Having flopped once in its role as a catalyst for downtown redevelopment, the Streamline Tower is preparing to take its second shot in a different guise.
A fresh set of owners has begun applying some cosmetic touches to the 21-story building, notably new exterior paint, and has converted it from condominiums to apartments. Soon, the name will change to Ogden after the street that it faces.
"We don't think the demand is strong enough on the sale side," said Wade Hundley, the CEO of ST Residential, the Chicago-based company that took control of Streamline and several other Las Vegas condo projects a year ago.
"But," he said, "we think the market in high-rise rentals is going to be good here."
In particular, he points to the emergence of nearby new businesses along East Fremont Street, steps away from Streamline's front door, some new downtown employers and lower prices to help fill a building that has mostly gathered cobwebs since it opened in spring 2008.
"I think what Streamline is doing with the building is the right strategy," said Bruce Hiatt, a broker with Realty One.
Because selling high-rise condos continues to be difficult, he said that renting makes sense to generate cash flow while waiting for the market to rebound. Hundley said rentals at Streamline will start at $1,000 a month and will continue for a couple of years. Then, he said, the company will evaluate whether to return to condo sales.
Some real estate professionals wonder how much apartment rentals will improve Streamline's occupancy. After being touted by city officials and downtown business owners as a key to achieving the goal of a 24-hour, live-in downtown, only 27 of the 275 units at the project between North Las Vegas Boulevard and the El Cortez were sold as condos, the last coming in August 2008. Last year, the partnership that owned it filed for Chapter 11 bankruptcy protection and ultimately ceded possession.
"I think there's demand for high-rise rentals, but the market might be flooded," said Debbie Drummond, a real estate broker affiliated with Re/Max.
Bargain-seeking investors are buying many of the condos closer to the Strip for cash and then subletting them. ST Residential also owns two projects on the south end of Las Vegas Boulevard, Loft 5 and One Las Vegas, that are going rental.
"I believe it will be tough for them," said Marc Ehrlich, president of Hi Rise Living, which represents renters.
Until recently, Ehrlich oversaw marketing and sales at the Panorama towers on the west side of Interstate 15.
"I don't know how deep the market is to absorb the supply that is now out there, both direct and hidden rentals," he said.
Hidden rentals are properties that are being subletted by their investor owners.
The handful of owners has rented out Streamline sporadically, but not with big results. County records show that the homeowners association has filed liens against several of the owners, mainly investors who have decided not to put more money into an upside-down asset.
ST Residential is a partnership between the Federal Deposit Insurance Corp. and private investors that took over just more than 100 troubled loans scattered all over the country that were held by Corus Bank when it failed a year ago. Included in the portfolio was ownership of the Newport Lofts and the mortgage on Juhl, both downtown condo projects.

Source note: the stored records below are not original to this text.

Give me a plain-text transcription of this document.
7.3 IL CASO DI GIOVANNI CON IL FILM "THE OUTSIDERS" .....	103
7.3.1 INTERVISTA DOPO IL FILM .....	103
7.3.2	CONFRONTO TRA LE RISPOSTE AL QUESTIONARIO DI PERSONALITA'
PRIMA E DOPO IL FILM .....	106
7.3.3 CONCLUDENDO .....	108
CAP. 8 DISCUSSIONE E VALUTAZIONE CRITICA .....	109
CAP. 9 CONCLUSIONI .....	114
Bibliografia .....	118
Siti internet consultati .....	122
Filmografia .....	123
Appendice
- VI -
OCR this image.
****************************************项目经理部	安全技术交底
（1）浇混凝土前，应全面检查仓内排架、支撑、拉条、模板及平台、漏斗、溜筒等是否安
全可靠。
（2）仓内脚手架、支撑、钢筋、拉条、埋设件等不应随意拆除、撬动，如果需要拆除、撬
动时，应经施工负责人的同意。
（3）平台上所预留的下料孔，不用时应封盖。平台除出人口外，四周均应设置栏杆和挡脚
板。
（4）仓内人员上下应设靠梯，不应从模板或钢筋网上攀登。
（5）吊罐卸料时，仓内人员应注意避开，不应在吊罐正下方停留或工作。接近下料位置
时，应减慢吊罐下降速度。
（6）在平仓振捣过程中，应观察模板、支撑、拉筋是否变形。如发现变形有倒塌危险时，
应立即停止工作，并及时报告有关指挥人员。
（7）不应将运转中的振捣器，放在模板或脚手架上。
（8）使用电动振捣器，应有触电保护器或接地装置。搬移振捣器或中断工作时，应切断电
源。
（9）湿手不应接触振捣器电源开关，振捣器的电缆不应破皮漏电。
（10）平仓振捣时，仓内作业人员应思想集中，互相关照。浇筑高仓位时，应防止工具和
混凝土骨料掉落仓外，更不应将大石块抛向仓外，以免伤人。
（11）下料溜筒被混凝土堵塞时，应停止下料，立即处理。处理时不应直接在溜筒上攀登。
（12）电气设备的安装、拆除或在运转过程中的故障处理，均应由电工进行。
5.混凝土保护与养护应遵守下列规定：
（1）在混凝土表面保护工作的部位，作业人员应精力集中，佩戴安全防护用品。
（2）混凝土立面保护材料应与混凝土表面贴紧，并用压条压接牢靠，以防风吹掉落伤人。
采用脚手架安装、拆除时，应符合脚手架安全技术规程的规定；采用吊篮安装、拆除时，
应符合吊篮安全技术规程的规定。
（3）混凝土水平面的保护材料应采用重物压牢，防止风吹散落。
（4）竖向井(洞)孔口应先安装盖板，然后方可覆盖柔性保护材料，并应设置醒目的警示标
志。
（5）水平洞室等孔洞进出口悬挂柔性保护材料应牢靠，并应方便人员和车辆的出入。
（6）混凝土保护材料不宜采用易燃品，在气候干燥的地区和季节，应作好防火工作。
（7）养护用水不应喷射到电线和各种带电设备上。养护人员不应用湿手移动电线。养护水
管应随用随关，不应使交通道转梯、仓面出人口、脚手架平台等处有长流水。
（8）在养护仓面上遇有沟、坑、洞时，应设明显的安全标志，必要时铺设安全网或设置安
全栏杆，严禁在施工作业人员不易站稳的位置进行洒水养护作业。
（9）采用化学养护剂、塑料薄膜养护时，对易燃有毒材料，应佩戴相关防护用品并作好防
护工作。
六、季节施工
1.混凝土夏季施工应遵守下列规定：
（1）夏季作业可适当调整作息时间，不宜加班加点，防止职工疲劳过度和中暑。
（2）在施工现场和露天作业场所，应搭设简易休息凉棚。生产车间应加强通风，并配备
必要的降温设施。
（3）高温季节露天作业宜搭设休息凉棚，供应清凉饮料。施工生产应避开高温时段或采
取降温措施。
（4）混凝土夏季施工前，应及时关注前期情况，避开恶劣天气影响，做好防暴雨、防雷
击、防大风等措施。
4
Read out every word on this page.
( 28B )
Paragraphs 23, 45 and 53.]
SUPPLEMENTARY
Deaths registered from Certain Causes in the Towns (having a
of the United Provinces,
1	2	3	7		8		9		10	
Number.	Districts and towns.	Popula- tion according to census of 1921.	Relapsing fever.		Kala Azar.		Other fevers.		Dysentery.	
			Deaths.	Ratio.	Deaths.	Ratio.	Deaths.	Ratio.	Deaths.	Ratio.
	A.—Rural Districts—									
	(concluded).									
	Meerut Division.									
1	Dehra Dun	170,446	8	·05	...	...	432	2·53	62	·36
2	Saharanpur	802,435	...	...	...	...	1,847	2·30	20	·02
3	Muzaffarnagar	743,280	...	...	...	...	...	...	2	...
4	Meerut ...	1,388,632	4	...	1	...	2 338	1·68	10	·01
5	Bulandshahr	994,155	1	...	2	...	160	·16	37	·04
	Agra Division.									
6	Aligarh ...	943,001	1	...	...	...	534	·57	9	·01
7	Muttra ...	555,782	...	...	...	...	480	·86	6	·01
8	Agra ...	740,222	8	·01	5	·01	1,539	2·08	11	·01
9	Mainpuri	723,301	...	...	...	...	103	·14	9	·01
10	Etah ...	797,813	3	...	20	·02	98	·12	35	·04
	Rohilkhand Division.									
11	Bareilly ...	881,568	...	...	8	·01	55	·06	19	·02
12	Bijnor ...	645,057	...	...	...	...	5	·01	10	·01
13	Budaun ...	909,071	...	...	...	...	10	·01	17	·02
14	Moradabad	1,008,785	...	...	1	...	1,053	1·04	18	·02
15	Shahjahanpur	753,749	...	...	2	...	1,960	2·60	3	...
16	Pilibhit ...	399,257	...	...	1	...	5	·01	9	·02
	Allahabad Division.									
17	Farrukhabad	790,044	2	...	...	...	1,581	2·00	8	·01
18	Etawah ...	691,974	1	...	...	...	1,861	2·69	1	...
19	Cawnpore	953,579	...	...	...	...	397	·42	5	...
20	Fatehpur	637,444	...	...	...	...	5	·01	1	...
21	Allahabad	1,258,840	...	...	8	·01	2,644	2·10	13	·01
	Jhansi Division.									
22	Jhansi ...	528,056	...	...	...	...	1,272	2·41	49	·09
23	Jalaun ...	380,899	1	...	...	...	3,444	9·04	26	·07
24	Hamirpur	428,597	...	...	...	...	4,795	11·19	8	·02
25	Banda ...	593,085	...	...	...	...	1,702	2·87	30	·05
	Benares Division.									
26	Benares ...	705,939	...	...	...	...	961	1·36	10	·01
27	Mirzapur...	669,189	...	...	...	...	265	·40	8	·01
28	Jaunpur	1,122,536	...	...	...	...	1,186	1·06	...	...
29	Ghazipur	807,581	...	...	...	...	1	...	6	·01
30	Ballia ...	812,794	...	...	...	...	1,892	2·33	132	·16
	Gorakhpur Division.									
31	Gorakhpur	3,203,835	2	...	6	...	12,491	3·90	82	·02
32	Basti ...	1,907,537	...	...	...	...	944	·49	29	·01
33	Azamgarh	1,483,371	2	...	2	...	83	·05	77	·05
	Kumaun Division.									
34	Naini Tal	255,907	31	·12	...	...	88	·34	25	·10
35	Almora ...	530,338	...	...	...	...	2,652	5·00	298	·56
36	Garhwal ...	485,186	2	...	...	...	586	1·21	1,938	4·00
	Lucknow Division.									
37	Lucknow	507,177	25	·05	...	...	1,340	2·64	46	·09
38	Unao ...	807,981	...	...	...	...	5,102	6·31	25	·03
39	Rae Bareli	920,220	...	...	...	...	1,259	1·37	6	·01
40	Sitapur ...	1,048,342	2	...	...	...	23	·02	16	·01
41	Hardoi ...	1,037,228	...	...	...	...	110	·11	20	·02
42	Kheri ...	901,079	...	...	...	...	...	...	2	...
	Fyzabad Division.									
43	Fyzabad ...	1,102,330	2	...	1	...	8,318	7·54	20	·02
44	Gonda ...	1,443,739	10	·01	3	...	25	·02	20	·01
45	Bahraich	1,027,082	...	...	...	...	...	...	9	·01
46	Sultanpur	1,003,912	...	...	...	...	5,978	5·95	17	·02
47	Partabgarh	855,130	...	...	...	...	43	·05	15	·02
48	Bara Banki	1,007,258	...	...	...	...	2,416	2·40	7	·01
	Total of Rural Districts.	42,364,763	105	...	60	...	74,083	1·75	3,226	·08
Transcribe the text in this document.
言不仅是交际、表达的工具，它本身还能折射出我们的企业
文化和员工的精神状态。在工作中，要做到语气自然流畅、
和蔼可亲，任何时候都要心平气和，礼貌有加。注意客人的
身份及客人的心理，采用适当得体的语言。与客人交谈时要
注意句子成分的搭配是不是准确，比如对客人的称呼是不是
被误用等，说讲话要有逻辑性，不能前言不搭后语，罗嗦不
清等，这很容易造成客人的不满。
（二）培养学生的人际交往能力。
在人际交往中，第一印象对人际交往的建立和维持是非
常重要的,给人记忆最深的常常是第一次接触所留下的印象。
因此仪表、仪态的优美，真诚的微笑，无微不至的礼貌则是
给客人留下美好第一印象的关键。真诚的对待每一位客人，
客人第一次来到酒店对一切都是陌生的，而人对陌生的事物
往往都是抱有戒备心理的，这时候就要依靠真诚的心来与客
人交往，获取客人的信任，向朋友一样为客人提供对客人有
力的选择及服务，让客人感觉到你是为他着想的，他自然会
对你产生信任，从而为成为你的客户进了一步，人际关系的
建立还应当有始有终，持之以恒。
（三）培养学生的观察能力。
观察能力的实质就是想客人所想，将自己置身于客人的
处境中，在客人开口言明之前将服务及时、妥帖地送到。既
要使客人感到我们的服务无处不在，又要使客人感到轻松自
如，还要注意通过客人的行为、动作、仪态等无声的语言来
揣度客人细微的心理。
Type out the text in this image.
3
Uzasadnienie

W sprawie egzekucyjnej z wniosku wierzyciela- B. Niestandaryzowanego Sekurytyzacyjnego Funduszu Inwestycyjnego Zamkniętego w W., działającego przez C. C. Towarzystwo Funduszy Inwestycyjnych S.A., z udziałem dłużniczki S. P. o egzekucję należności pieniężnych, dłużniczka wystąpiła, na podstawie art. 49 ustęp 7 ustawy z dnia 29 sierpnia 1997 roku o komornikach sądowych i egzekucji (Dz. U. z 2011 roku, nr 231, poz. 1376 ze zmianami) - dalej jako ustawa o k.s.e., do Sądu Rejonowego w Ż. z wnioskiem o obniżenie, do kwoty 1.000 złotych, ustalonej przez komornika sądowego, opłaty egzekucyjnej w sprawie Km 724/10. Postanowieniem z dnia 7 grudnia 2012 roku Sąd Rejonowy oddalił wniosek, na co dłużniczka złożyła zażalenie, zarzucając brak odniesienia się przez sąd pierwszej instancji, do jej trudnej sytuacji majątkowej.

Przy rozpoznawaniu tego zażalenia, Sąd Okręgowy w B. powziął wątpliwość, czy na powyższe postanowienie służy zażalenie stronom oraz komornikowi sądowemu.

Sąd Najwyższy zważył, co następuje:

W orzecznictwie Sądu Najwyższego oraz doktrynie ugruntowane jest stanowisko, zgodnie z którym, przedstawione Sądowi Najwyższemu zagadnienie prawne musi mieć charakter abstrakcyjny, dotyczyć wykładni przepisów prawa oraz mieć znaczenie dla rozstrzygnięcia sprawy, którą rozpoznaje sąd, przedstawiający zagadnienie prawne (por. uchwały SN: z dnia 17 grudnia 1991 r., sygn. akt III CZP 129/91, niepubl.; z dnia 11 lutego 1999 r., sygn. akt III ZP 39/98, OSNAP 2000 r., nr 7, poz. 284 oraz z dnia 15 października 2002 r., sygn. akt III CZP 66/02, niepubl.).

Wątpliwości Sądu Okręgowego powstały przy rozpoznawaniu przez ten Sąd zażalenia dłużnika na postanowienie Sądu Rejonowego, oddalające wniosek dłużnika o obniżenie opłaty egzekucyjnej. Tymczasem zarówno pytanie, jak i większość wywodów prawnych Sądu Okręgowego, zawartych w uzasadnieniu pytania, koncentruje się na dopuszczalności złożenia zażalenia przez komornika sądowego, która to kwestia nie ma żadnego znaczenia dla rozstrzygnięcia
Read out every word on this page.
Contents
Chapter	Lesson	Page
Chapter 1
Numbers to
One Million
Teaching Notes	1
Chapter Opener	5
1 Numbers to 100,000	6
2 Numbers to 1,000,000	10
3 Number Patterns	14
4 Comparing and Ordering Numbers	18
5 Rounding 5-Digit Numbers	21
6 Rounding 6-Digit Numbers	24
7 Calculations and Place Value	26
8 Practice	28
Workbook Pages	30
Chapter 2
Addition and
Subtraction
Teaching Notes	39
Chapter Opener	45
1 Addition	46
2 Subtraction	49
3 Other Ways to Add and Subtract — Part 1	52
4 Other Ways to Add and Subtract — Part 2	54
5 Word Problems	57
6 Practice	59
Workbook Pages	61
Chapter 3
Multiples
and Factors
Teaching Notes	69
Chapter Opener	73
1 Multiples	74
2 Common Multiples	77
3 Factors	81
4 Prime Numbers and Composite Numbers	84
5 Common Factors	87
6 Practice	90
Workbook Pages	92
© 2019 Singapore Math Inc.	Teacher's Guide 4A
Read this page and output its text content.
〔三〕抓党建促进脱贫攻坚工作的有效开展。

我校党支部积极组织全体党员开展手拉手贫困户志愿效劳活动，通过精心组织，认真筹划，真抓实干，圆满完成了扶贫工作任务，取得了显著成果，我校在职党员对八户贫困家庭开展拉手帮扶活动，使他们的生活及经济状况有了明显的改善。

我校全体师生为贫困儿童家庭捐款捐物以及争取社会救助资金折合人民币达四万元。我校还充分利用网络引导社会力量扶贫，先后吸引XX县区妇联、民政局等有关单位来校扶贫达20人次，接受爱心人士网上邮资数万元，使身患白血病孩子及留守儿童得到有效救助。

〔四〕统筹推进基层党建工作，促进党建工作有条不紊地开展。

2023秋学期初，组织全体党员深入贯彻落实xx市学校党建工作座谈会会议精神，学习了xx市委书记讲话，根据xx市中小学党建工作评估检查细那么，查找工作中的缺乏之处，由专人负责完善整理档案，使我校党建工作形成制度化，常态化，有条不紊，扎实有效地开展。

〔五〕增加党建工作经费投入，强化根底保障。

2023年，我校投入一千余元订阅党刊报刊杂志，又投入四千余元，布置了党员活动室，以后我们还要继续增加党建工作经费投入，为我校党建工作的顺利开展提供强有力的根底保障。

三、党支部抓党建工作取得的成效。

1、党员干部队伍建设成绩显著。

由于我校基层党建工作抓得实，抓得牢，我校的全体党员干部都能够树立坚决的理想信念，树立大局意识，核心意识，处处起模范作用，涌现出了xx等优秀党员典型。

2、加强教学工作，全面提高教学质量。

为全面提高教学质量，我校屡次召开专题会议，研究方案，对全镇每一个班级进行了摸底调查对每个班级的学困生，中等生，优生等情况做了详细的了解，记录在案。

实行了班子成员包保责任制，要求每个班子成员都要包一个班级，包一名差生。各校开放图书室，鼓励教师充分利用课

Hundley, who spent seven years as executive vice president and later president of regional casino operator Pinnacle Entertainment before resigning in 2008, was picked to lead the company.
Juhl has sold slowly and Hundley expects to take possession of the project from San Diego-based CityMark Development next spring.
The Streamline makeover includes painting it white with silver-and-gray accents, as opposed to the predominant color that some call beige and others a shade of pink, ST regional director John Tippins said. External lighting and signs will be added to try to draw more attention in the skyline.
ST Residential will also expand and refurbish the front lobby and relandscape the rooftop pool and deck. Hundley estimated the budget would run about $2 million.
Rents will run from $1,000 a month for an 847-square-foot unit to $2,400 a month for a 2,044-square-foot corner unit. As a condo, the prices paid ranged from $413,000 to $930,000, although the majority were less than $600,000.
Real estate professionals debated whether that was low or in line with other rented condos. But the building's cost basis has plummeted; it cost $125 million to build, but a Corus affiliate valued it at $34 million when it took over in June 2009, county records show.
Tippins said 30 of the 248 units to rent should be occupied by year's end based on current activity. More tenants will come next year, he added.
"Heads in the beds," he believes, will help lease the 12,000 square feet of street level retail space that has remained vacant.